The German Institute for Legal Questions on Free and Open Source Software considers the European Union's software licence EUPL to be one of the seven most important open source software licences. "It is anticipated that this license will be increasingly used by public administrations for licensing independent developments", the Ifross writes in a review, part of its Frequently Asked Questions, posted on its website in January.
The institute, a network of lawyers and legal experts mostly based in Germany, describe the EUPL as a license developed by the European Commission with a strict copyleft that exists in 22 of the languages of the EU's member states. They note that the licence is compatible with the GNU General Public Licence.
The GPL is the most important and widespread open source license, writes Ifross. "Approximately 60 per cent of all open-source software is under this license. This includes well-known programs like Linux or Busybox. The GPL is the template for all licenses with a strict copyleft."

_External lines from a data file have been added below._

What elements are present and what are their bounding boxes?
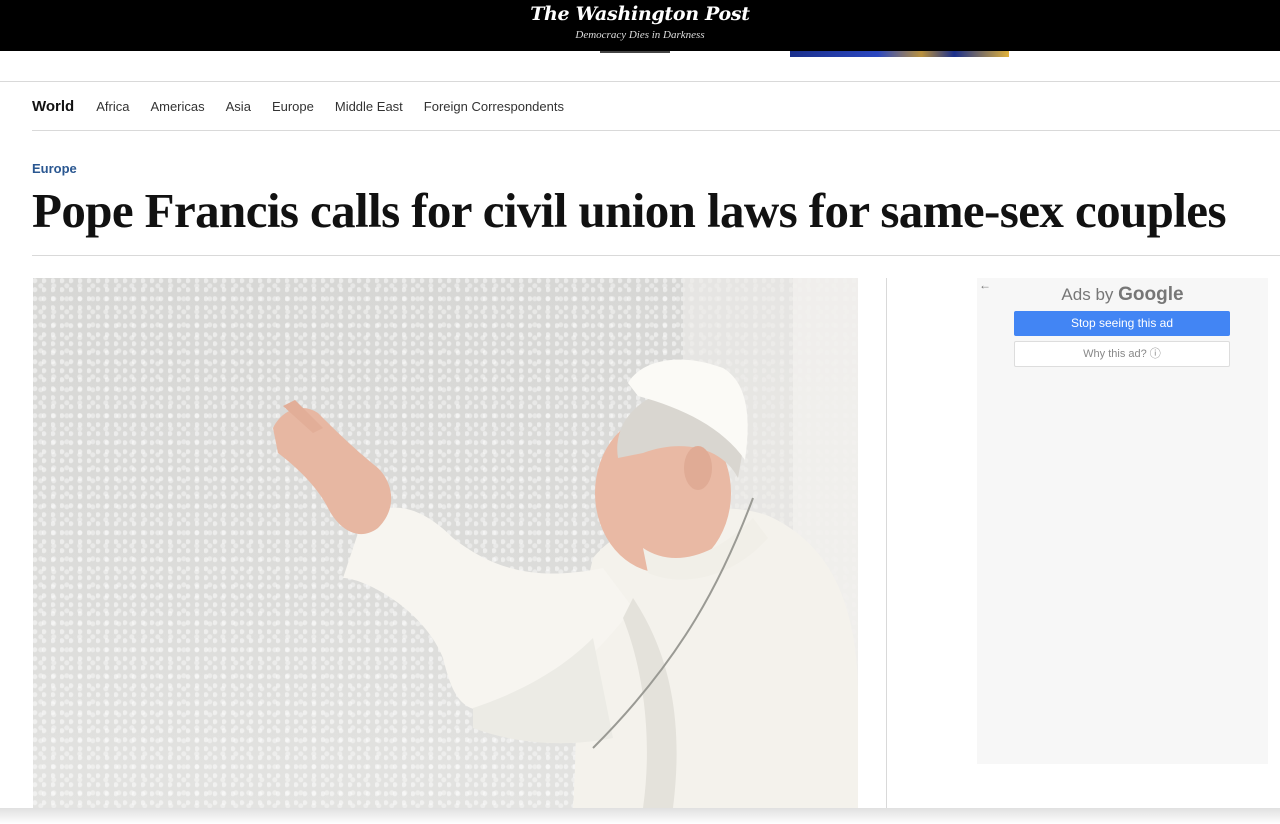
stop-seeing-ad-button[interactable]: Stop seeing this ad [1014, 311, 1230, 336]
masthead: The Washington Post Democracy Dies in Da… [0, 0, 1280, 51]
why-this-ad-button[interactable]: Why this ad? ⓘ [1014, 341, 1230, 367]
section-nav-middle-east[interactable]: Middle East [335, 99, 403, 114]
ads-by-prefix: Ads by [1061, 285, 1119, 304]
ads-by-google-label: Ads by Google [977, 284, 1268, 306]
lead-photo [33, 278, 858, 808]
section-nav-africa[interactable]: Africa [96, 99, 129, 114]
section-nav-americas[interactable]: Americas [150, 99, 204, 114]
article-kicker[interactable]: Europe [32, 161, 77, 176]
section-nav-asia[interactable]: Asia [226, 99, 251, 114]
section-nav-europe[interactable]: Europe [272, 99, 314, 114]
site-logo[interactable]: The Washington Post [0, 3, 1280, 25]
divider [32, 255, 1280, 256]
site-tagline: Democracy Dies in Darkness [575, 29, 705, 41]
section-nav-world[interactable]: World [32, 98, 74, 115]
google-logo: Google [1118, 284, 1184, 305]
section-nav: World Africa Americas Asia Europe Middle… [32, 96, 585, 116]
section-nav-foreign-correspondents[interactable]: Foreign Correspondents [424, 99, 564, 114]
column-divider [886, 278, 887, 808]
top-ad-banner[interactable] [790, 51, 1009, 57]
ad-panel: ← Ads by Google Stop seeing this ad Why … [977, 278, 1268, 764]
divider [32, 130, 1280, 131]
pope-illustration [273, 278, 858, 808]
ad-strip-fragment [600, 51, 670, 53]
article-headline: Pope Francis calls for civil union laws … [32, 183, 1227, 238]
page-fold-shadow [0, 808, 1280, 824]
divider [0, 81, 1280, 82]
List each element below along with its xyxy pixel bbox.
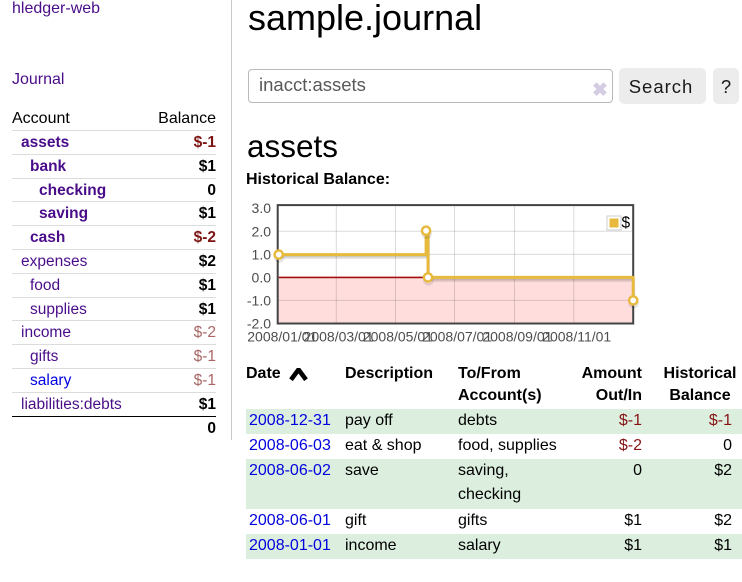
svg-text:2.0: 2.0 [252, 223, 272, 239]
svg-text:$: $ [622, 215, 631, 232]
svg-text:3.0: 3.0 [252, 200, 272, 216]
svg-text:0.0: 0.0 [252, 270, 272, 286]
svg-text:1.0: 1.0 [252, 246, 272, 262]
svg-text:-1.0: -1.0 [247, 293, 271, 309]
svg-text:2008/11/01: 2008/11/01 [542, 329, 611, 345]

Another licence in the top seven of for free and open source software, Ifross says, is the GNU Lesser General Public License. This was conceived especially for program libraries. The other four licences on the think tank's list are the Apache Licence, the BSD licence, the Common Public License and the Mozilla Public License.
The EUPL is on its way to add the GPLv3 to its list of compatible open source licences. At the EC's Joinup project website, a public consultation for the revision of the EUPL was announced in December. Suggestions for improvements are welcome until the end of this week. Several additional changes have been proposed already. In January, for instance, one of the users of Joinup suggested to include also the Cc-by-sa to the list of compatible licences. This could help public administrations that want to publish software code along with its documentation and logos.
The new update of the EUPL, version 1.2, is planned for publication in June 2013.